Hay que volver a enseñar, a decir fuerte, tal vez con palabras y métodos nuevos, que nadie se encuentra a sí mismo, que nadie consigue lo que pretendía conseguir con el egoísmo, sino con el “negarse a sí mismo”. Amando al prójimo por amor de Dios: que es amor de la Verdad y de la Belleza, de la felicidad y el bien.

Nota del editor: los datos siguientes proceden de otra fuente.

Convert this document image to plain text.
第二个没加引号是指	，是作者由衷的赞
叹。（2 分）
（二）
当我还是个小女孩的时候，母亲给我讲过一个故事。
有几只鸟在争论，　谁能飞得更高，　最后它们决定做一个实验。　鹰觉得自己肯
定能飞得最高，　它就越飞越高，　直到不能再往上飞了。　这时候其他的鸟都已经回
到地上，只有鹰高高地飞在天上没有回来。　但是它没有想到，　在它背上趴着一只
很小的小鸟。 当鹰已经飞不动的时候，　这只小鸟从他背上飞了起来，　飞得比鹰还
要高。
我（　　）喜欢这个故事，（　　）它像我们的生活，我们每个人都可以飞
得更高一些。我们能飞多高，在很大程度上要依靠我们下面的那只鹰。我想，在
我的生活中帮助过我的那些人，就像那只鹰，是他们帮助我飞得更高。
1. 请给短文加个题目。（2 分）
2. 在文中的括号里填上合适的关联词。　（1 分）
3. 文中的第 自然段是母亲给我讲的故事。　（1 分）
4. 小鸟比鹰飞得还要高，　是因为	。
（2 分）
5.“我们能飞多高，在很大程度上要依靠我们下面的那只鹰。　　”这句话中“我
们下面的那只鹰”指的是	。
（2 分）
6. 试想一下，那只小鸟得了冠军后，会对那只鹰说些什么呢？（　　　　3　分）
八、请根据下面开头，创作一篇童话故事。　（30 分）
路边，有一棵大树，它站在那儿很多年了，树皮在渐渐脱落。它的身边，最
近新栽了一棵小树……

Sin duda que nadie se va a hacer santo porque se le predique. No es oyendo, mirando o leyendo, como se aprende a negarse cada uno a sí mismo. Pero no se trata, en esto, de la santificación de cada uno, sino de establecer hábitos y costumbres de generosidad, que son las condiciones para la santificación de cada uno. La gente era antes, probablemente, tan egoísta como ahora. Pero no se animaba a llevar a la práctica su egoísmo, porque la sociedad lo condenaba.
Siempre estoy hablando del sentido de la responsabilidad. ¿Y qué es esa “responsabilidad”? Es, siempre, un deber hacia otro. La responsabilidad de la madre es su deber frente a sus hijos. Si hoy no los cumple es porque la costumbre la lleva a anteponer su deseo, su placer, al bien de sus hijos. ¡Y qué cierto es, que son las ideas las que mueven al mundo! Pero no basta con predicar con palabras, para hacer comprender que el existencialismo, que el individualismo y el egoísmo son malos: hay que mostrar las realidades concretas, a las que lleva.